The protests by activists and hundreds of school children, led to an explosion of racial violence from white supremacists who drove through Wilmington’s black community, where they shot and killed several innocent blacks and burned buildings, including a white-owned grocery store. The Wilmington 10 was charged with conspiracy in connection with the firebombing and shootings. In 1977, after years of failed appeals in North Carolina courts, three witnesses for the state recanted their stories and admitted perjuring themselves.

Then-Carolina Gov.

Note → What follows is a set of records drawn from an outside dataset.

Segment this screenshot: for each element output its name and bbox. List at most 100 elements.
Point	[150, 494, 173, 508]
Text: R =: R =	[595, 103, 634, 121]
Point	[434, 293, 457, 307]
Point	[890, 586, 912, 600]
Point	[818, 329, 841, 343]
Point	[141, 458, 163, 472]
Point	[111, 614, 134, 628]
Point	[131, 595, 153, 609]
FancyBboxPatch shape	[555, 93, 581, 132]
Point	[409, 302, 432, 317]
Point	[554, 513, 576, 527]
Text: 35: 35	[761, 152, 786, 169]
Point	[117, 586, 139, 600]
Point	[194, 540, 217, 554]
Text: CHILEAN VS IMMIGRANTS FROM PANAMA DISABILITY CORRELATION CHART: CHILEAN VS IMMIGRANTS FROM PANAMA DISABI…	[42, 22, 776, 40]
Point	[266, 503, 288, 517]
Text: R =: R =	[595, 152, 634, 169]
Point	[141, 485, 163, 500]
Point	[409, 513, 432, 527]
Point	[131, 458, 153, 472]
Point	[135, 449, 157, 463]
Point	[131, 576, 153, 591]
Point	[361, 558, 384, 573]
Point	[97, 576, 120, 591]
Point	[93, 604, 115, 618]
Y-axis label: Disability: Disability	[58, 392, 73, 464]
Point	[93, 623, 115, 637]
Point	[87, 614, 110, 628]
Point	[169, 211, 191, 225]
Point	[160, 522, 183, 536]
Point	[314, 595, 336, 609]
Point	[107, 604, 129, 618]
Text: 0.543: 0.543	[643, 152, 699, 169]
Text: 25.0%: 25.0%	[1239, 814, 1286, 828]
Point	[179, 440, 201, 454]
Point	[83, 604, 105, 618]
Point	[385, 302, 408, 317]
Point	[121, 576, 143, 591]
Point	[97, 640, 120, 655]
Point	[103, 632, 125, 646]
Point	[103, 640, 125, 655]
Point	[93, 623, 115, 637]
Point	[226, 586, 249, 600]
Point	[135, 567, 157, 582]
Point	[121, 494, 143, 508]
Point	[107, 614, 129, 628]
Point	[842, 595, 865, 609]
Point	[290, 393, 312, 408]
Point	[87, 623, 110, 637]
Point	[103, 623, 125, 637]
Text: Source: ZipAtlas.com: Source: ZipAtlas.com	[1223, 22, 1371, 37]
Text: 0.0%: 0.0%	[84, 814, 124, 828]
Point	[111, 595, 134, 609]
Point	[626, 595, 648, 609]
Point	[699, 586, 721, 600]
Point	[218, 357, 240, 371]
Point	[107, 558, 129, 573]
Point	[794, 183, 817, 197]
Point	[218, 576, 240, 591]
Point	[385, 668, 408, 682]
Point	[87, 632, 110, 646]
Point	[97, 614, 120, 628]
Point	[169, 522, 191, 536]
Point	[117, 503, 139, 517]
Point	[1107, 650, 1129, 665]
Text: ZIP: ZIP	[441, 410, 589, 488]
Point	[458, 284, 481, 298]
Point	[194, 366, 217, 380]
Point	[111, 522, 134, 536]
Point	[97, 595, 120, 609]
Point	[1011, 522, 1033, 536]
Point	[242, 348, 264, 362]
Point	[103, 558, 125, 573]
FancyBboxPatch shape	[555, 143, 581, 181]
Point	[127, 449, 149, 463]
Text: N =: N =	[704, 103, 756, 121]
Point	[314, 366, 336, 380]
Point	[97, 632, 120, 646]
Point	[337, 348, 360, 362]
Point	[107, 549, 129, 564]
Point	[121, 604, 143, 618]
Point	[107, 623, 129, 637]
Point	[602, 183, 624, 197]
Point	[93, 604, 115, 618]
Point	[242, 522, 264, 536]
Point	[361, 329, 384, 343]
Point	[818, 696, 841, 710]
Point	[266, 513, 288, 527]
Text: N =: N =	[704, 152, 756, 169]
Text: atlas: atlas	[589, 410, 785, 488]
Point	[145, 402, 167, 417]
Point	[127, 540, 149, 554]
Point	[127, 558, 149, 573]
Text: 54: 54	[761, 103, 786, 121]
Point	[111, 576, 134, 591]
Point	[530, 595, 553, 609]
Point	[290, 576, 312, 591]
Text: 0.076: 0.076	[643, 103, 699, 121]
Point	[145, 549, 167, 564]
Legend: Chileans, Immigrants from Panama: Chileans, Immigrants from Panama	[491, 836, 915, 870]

James B. Hunt refused to pardon the group but commuted their sentences in 1978. In 1980, the Fourth Circuit Court of Appeals overturned the convictions based on gross prosecutorial misconduct and a mélange of violations of the activists’ constitutional rights. While the appeals court directed North Carolina officials to retry the defendants or dismiss all charges, the state dragged its feet for the next three decades.

In March 2011, the NNPA, at the urging of Wilmington Journal Publisher Mary Alice Thatch, voted to pursue pardons of innocence for the Wilmington Ten. Several NNPA stories after an examination of previously unseen court records by reporters, showed compelling evidence of prosecutorial corruption and mainstream publications such as the New York Times joined the chorus of demands that the Wilmington Ten be pardoned.
In 2013, outgoing Gov. Beverly Perdue granted pardons to each member of the Wilmington 10.